Do industry payments (consulting or clinical trial work) to total joint arthroplasty (TJA) surgeons or their institutions affect TJA costs or outcomes and, if so, how much?
What Effect Do Industry Payments Have on TJA Costs or Outcomes?

A new study from Stanford University Medical Center compared data for more than 360,000 total joint arthroplasties with industry payment data and their results “Costs and Outcomes of Total Joint Arthroplasty in Medicare Beneficiaries Are Not Meaningfully Associated with Industry Payments,” was published in the November 22, 2023, edition of The Journal of Bone and Joint Surgery.
Total joint arthroplasty is one of the most commonly performed surgical procedures around the world. As the global population ages, the number of total joint arthroplasties is expected to continue to increase. At the same time, caregivers continuously seek to improve costs, efficiencies, and patient outcomes.
To what extent do industry payments affect TJA efficiency and patient outcome? To answer this question, the Stanford team collected data from a 20% sample of Medicare-insured patients undergoing primary elective total hip arthroplasty (THA) or primary elective total knee arthroplasty (TKA).

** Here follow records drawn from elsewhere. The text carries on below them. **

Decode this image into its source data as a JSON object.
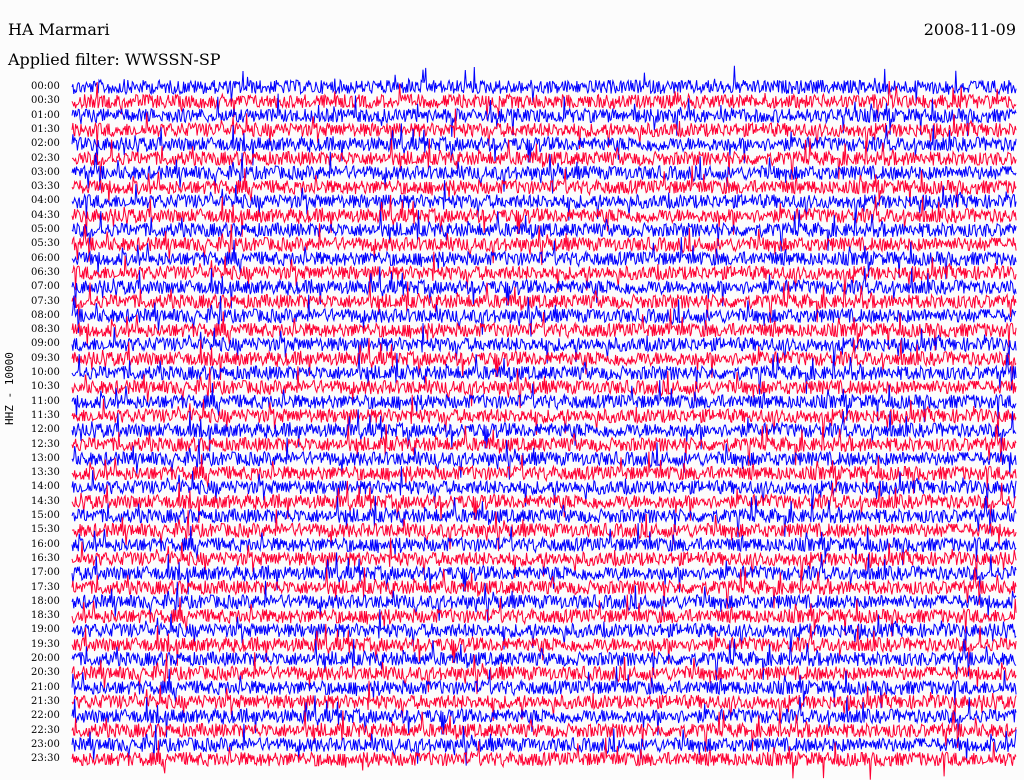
{
  "header": {
    "station": "HA Marmari",
    "date": "2008-11-09",
    "filter": "Applied filter: WWSSN-SP"
  },
  "channel_label": "HHZ - 10000",
  "colors": {
    "trace_a": "#0000ff",
    "trace_b": "#ff0033",
    "background": "#fcfcfc"
  },
  "time_labels": [
    "00:00",
    "00:30",
    "01:00",
    "01:30",
    "02:00",
    "02:30",
    "03:00",
    "03:30",
    "04:00",
    "04:30",
    "05:00",
    "05:30",
    "06:00",
    "06:30",
    "07:00",
    "07:30",
    "08:00",
    "08:30",
    "09:00",
    "09:30",
    "10:00",
    "10:30",
    "11:00",
    "11:30",
    "12:00",
    "12:30",
    "13:00",
    "13:30",
    "14:00",
    "14:30",
    "15:00",
    "15:30",
    "16:00",
    "16:30",
    "17:00",
    "17:30",
    "18:00",
    "18:30",
    "19:00",
    "19:30",
    "20:00",
    "20:30",
    "21:00",
    "21:30",
    "22:00",
    "22:30",
    "23:00",
    "23:30"
  ]
}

From the dataset, the team collected 130,872 THAs, performed by 7,539 surgeons and 230,856 were performed by 8,977 surgeons from 2013 to 2015.
Co-author Derek Amanatullah, M.D., Ph.D., associate professor of orthopedic surgery at Stanford University Medical Center, told OTW, “Higher total industry payments were associated with increased total costs and operating room costs of THA in Medicare patients, but the cost increase was minimal (between $0.20 and $0.50 increase for each $1,000 of payments).
Higher total industry payments were associated with a decreased length of stay after both THA and TKA.
Higher total industry payments were not associated with 30-day mortality after THA or TKA.
Higher total industry payments were associated with an increased 30-day readmission rate after THA. However, the magnitude of this relationship was very small; for each $1,000 increase in industry payments, the odds of 30-day readmission increased <0.1%.
Higher total industry payments were not associated with 30-day readmission after TKA.
While the team concluded that arthroplasty costs and outcomes were not meaningfully affected by industry relationships, Dr. Amanatullah did add, “We did not analyze the impact of the individual types of payments (particularly the specific influence of royalty payments as distinct from other forms of industry payments), and the accuracy of Open Payments data has been disputed because many deidentified payments are classified as research, but the outcome of that ‘research’ cannot be verified.”

Discussion
This is a fascinating development. In my practice we've seen similar outcomes with the revised protocol. The key differentiator seems to be patient selection criteria. Has anyone else noticed the correlation with BMI thresholds?
Great point. I'd push back slightly on the conclusion, the sample size in the cited study is too small to draw population-level inferences. That said, the directional signal is compelling and worth a larger RCT.
We implemented a similar approach last year. Early results are promising but we're still gathering 12-month follow-up data. Happy to share our protocol if anyone is interested.